Here is Garmin's description of how it works. I have lost track of which models support MyTrends, I believe the feature first appeared around 2010. Not sure if it is available on the new "Drive" models (Garmin stopped making "Nuvi" models). The Garmin StreetPilot Onboard app for iOS has myTrends, but I have it disabled.
Frequently Asked Questions
What is the myTrends feature and how does it work?
The myTrends feature is available on select Garmin products. When you travel regularly to saved destinations, your device will, over time, begin to figure out where you’re going even without your telling it. Your device will provide a predicted route which will display in the information bar at the top of the map screen. myTrends provides time of arrival and relevant traffic information in the information bar.
Note: myTrends is a feature that does not work out of the box when you first begin using your device.
In order to effectively use the myTrends feature you must meet the following requirements before myTrends will display time of arrival and relevant traffic information:
Your frequent destinations must be saved in Favorites or Saved on your device, i.e. Home, Work, etc.
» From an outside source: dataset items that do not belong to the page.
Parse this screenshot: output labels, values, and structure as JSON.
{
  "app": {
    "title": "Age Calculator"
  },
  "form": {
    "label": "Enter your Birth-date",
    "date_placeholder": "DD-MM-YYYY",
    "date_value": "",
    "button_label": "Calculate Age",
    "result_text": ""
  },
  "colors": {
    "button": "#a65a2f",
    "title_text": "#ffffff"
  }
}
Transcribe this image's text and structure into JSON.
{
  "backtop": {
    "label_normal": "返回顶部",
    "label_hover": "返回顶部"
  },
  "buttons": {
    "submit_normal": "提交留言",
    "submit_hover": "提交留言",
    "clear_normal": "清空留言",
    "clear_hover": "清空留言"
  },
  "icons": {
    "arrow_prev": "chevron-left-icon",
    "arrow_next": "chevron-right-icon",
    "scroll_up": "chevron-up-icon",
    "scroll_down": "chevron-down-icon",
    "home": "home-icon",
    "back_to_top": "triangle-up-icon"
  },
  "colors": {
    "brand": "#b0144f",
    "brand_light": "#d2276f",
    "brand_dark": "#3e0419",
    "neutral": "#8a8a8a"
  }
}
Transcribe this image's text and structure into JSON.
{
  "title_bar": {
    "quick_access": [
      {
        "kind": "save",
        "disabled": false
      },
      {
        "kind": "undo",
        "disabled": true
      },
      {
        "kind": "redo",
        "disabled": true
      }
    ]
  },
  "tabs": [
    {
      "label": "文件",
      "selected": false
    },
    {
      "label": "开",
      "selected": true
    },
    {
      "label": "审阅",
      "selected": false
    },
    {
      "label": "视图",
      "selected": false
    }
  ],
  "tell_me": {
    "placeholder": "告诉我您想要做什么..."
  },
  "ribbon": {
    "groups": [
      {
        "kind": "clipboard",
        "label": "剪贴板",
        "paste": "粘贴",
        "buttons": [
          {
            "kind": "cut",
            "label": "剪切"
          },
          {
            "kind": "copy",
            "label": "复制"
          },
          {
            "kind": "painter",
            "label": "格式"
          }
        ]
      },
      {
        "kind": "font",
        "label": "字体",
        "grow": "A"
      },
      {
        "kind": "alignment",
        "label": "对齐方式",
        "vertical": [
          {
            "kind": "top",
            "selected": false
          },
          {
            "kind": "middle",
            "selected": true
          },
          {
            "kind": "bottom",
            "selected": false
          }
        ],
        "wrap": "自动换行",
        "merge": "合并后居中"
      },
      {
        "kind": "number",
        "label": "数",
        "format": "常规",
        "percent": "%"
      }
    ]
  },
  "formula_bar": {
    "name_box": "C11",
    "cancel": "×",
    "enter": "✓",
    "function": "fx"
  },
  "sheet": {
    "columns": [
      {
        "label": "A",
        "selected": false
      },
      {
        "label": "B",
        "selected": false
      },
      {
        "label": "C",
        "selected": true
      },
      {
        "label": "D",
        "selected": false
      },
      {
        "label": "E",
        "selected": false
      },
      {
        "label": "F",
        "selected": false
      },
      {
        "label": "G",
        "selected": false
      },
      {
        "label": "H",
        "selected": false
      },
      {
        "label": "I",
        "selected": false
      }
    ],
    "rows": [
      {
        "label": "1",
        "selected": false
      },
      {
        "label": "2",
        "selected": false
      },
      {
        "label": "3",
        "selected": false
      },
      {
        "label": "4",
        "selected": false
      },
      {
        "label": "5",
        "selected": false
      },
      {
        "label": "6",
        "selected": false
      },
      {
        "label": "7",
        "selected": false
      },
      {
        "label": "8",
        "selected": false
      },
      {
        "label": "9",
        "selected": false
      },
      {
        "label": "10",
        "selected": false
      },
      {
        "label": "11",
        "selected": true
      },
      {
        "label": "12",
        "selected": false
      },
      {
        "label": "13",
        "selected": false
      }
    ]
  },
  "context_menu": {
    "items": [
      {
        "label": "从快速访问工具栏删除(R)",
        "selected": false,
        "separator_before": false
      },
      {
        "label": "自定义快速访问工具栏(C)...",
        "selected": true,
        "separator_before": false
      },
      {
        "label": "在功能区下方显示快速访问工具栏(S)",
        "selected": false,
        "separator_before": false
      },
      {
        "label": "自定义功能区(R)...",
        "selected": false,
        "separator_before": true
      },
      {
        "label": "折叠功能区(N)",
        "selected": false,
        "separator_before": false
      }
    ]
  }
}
A regular pattern of driving habits must be established before myTrends will display on your device:
Daily regular pattern of driving takes at least 3 days of usage
Weekly regular pattern of driving such as a different destination on different days would take 2-3 weeks of regular usage
So I'm not sure this will really do what you want. Garmin's handheld devices have a feature called "advanced track navigation" that might work, but there are limitations. If you record a track, you can then use it like a route. You would have to be very careful when you record the track to make it work properly though. For example, one way streets and divided highways would only work in the same direction as they were recorded, and not for returning to your start point.
The Montana and Monterra series have the largest screens in the handheld line. They are expensive, and you would need to purchase the City Navigator map and car cradle separately. They also don't offer any traffic service and don't support junction view.